La majorité des titres sont mentionnés comme étant de Ada Falcón accompagnée par Francisco Canaro. Elle était la vedette. Par ailleurs, beaucoup des titres qu’elle a chantés ont été composés par Canaro avec des thèmes pouvant coïncider avec leur histoire d’amour. Le plus célèbre et le premier est Yo no sé qué me han hecho tus ojos.

Yo no sé qué me han hecho tus ojos 1930-09-17 – Ada Falcón con acomp. de Francisco Canaro.

Paroles et musiques de Francisco Canaro. Une déclaration d’amour à Ada.
Cette histoire eu comme fin le refus de Canaro de divorcer de La Francesa, son épouse. Dans ses mémoires, Canaro le conte de façon un peu différente, Ada aurait répondu à un appel de Dieu, pas tout à fait sincère le Francisco.
La réalité semble plus prosaïque. Les avocats de Canaro auraient affirmé qu’il aurait dû donner la moitié de ses biens à sa femme en cas de divorce, ce à quoi, étant né pauvre, il s’est refusé.
Le refus fut sans doute très mal pris par Ada qui avait son caractère, mais le point final fut soit l’histoire avec sa demi-sœur Adhelma contée ci-dessus, soit le fait que La Francesa soit venue dans la loge et surprenant Ada sur les genoux de Francisco aurait menacé de les tuer avec le pistolet qu’elle avait apporté.
Quoi qu’il en soit, cela a mis fin à leur relation professionnelle, mais leur amour est resté en filigrane. Ainsi, leur dernière séance d’enregistrement a eu lieu le 28 septembre 1938 et les deux derniers thèmes ont été Nada más et No mientas, (Plus jamais et Ne mens pas).
Quatre ans plus tard, Francisco Canaro enregistre la valse Viviré con tu recuerdo avec Eduardo Adrián.
Au bout de quatre mois, Ada donnera sa réponse en enregistrant pour la dernière fois de sa vie, la même valse, Viviré con tu recuerdo (Je vivrai avec ton souvenir) et Corazón encadenado (cœur enchaîné), un autre thème composé par Canaro et qui peut être considéré comme une autre preuve de l’amour d’Ada pour Francisco. Ce dernier enregistrement est un adieu, un adieu à Canaro, mais aussi à la vie séculaire, puisqu’elle se retira dans un couvent.
Pour clore cette histoire, je vous propose la fin du documentaire sur Ada Falcón, de Lorena Muñoz et Sergio Wolf « Yo no sé qué me han hecho tus ojos » (Argentina – 2003).

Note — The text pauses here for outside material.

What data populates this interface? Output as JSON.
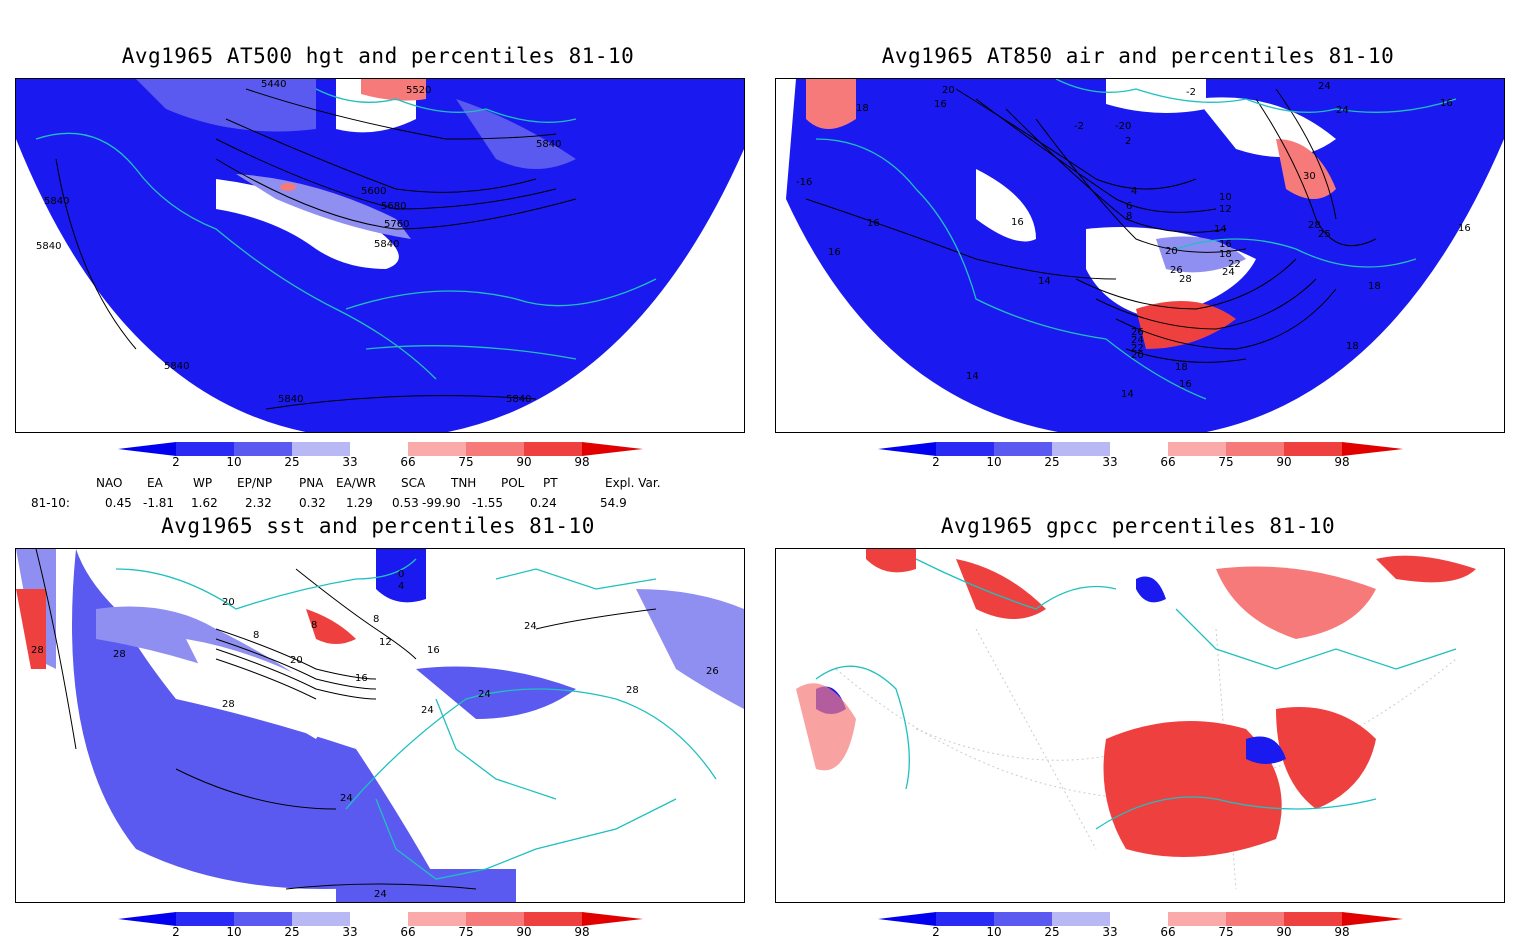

20 secondes d’émotion quand le journaliste demande à Ada Falcón qui fut son grand amour et qu’elle répondit en pleurant, je ne me souviens pas. Allí se le preguntó quién había sido su gran amor”, « No recuerdo« .

Autres versions

Il n’y a que trois enregistrements valables de ce thème et les trois impliquent au moins un des protagonistes de la chanson.
J’ai d’autres versions, mais elles sont suffisamment moches pour que je ne vous les propose pas. Je ne voulais pas gâcher cette histoire d’amour avec des versions moyennes.

Viviré con tu recuerdo 1942-04-24 – Orquesta Francisco Canaro con Eduardo Adrián.

C’est le premier enregistrement du thème de Canaro par Canaro. C’est clairement un message adressé à Ada avec l’aide de son complice, Ivo Pelay, qui était également un proche des sœurs Falcón.

Viviré con tu recuerdo 1942-08-04 – Ada Falcón con acomp. de Roberto Garza.

Viviré con tu recuerdo 1942-08-04 – Ada Falcón con acomp. de Roberto Garza. La réponse de la bergère, Ada, au berger Francisco.
Roberto Garza ( López), le bandonéoniste qui accompagne avec ses musiciens Ada Falcón n’est pas un chef habituel. Il a réalisé entre 1941, quelques enregistrements en accompagnement de Mercedes Simone et enregistré deux titres avec Ignacio Corsini. Le double enregistrement du 4 août 1942 est donc motivé par le besoin d’Ada de répondre à Francisco. Ce sont ses adieux à Canaro et au monde.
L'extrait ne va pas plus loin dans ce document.